The plans for a prison wedding were reported on Israeli television Sunday night, and the furor ensued quickly. From left to right across the political spectrum, the general reaction was dismay, with some of the harshest words coming from normally dovish quarters.

"I would have been more pleased had I been invited to Yigal Amir's funeral and not his wedding," said Yossi Sarid, a member of the Knesset, or parliament, and one of the country's leading leftists.

Amir, a right-wing law student, said after his conviction that he shot Rabin to death at a Tel Aviv peace rally because Rabin had betrayed the Jewish people by ceding territory in the West Bank and Gaza Strip to the Palestinians. Over the years, Amir has remained unrepentant, and the controversy over his reported wedding plans underscored the passions that continue to surround Rabin's slaying.

What remains unclear is whether anyone can legally stop the nuptials. Prison officials initially said the law gave them little authority to keep Amir from marrying. The officials said they could prohibit a wedding — even a murderer's — only on grounds of national security.

But on Monday, the prisons chief, Yaakov Ganot, said he would deny a marriage request, which had yet to be officially lodged. "When a request is filed, we will examine it, even though my decision is not to approve it," Ganot said.

Knesset members immediately began proposing legislation aimed at stopping the union. The law "enabling abominable murderers such as Yigal Amir to get married in jail should be changed," said Yuval Steinitz, a member of the right-wing Likud Party. Others, too, talked about new laws to prevent prisoners who are serving life sentences from marrying.

"An individual who took the liberty to murder his fellow man, to wreak terrible damage on the country, revoked for himself the rights that belong to people who recognize that people also have duties and not just whims," said Knesset member Shimon Peres, who served as foreign minister under Rabin. Amir once said he would have liked to have killed Peres too.
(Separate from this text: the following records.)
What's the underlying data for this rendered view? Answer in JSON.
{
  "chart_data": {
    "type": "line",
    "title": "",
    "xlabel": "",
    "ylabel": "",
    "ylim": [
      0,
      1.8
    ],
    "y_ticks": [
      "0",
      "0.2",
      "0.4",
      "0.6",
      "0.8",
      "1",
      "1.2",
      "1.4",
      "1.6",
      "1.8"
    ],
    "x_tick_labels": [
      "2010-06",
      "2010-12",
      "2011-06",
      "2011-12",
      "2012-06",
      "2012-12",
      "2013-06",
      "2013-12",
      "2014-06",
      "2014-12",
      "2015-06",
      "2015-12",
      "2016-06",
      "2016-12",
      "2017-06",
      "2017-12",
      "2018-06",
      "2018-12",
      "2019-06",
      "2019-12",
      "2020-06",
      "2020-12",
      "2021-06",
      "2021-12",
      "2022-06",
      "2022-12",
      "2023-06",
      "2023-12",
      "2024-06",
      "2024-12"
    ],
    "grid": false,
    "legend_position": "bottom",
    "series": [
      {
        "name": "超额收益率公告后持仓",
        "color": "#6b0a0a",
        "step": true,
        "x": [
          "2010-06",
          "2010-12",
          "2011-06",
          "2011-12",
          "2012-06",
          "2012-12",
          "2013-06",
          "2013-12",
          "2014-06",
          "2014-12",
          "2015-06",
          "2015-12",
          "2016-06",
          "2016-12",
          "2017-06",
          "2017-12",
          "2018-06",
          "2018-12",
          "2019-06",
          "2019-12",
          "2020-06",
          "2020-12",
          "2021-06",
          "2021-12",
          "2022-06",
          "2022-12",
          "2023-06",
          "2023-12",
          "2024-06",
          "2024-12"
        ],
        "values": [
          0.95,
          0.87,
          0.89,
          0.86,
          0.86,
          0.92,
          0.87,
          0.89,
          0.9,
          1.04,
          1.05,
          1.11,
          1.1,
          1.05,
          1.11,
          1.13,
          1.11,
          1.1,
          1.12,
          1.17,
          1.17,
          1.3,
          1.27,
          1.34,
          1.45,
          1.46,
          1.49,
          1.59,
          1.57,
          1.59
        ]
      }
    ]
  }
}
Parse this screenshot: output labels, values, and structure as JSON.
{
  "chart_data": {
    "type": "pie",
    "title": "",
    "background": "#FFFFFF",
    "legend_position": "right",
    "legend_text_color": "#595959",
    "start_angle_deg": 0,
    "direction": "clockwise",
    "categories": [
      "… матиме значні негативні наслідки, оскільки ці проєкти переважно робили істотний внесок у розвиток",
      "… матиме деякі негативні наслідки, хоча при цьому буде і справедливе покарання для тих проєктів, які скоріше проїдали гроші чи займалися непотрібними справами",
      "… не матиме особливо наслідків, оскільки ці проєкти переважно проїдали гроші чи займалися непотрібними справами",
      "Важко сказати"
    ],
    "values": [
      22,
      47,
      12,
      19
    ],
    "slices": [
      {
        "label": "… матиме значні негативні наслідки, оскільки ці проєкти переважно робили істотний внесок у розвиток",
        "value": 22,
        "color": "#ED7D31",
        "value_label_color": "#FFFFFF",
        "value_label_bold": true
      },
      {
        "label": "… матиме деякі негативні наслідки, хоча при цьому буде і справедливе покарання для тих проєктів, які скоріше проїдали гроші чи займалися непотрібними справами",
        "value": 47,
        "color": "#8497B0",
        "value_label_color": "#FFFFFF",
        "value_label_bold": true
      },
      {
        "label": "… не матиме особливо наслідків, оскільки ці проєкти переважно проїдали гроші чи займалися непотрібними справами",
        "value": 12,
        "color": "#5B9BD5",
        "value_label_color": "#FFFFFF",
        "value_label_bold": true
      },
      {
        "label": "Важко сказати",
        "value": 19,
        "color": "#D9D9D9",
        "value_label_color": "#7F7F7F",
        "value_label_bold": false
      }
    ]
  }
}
Peres said passing a marriage ban for Amir would be no different from a previous action by the government to deny Amir the possibility of amnesty.

But Dan Yakir, an attorney for the Assn. of Civil Rights in Israel, said Amir should be able to enjoy the matrimonial rights of other prisoners.

"The crime he committed is indeed atrocious, a crime against human rights and primarily, of course, against the late prime minister's right to life. Moreover, the crime was a crime against our democracy's fundamental values," Yakir said. "At the same time, human rights are given to any human being, even the most abominable among them."

Israel has let imprisoned murderers wed — even those serving life sentences for killings that carry political significance and inspire public horror. Samir Sami Kuntar, a Lebanese militant involved in a raid that led to the deaths of three members of an Israeli family and an Israeli police officer in 1979, was allowed to marry while imprisoned, though he has not been permitted conjugal visits. Ami Popper, a cashiered Israeli soldier who fatally shot seven unarmed Palestinian workers in 1990, married behind bars three years later.

The woman planning to marry Amir was identified as a 40ish academic named Larissa Trimbobler, an ultra-Orthodox Jewish immigrant from Russia. According to media reports, Trimbobler, a mother of four who divorced six months ago, befriended Amir during prison visits that began 22 months ago. She originally began writing to Amir because she shared ideological sympathies.

Her lawyer said the romance had developed only in the last two months.

Trimbobler told an Israeli reporter a year ago that Amir "does not view himself as a murderer. He talks about what he did as a slaying, a targeted killing."

The prisoner's mother, Geula, told the Maariv newspaper that she was "very pleased" about the proposed wedding, and she vowed a court appeal if the marriage was blocked.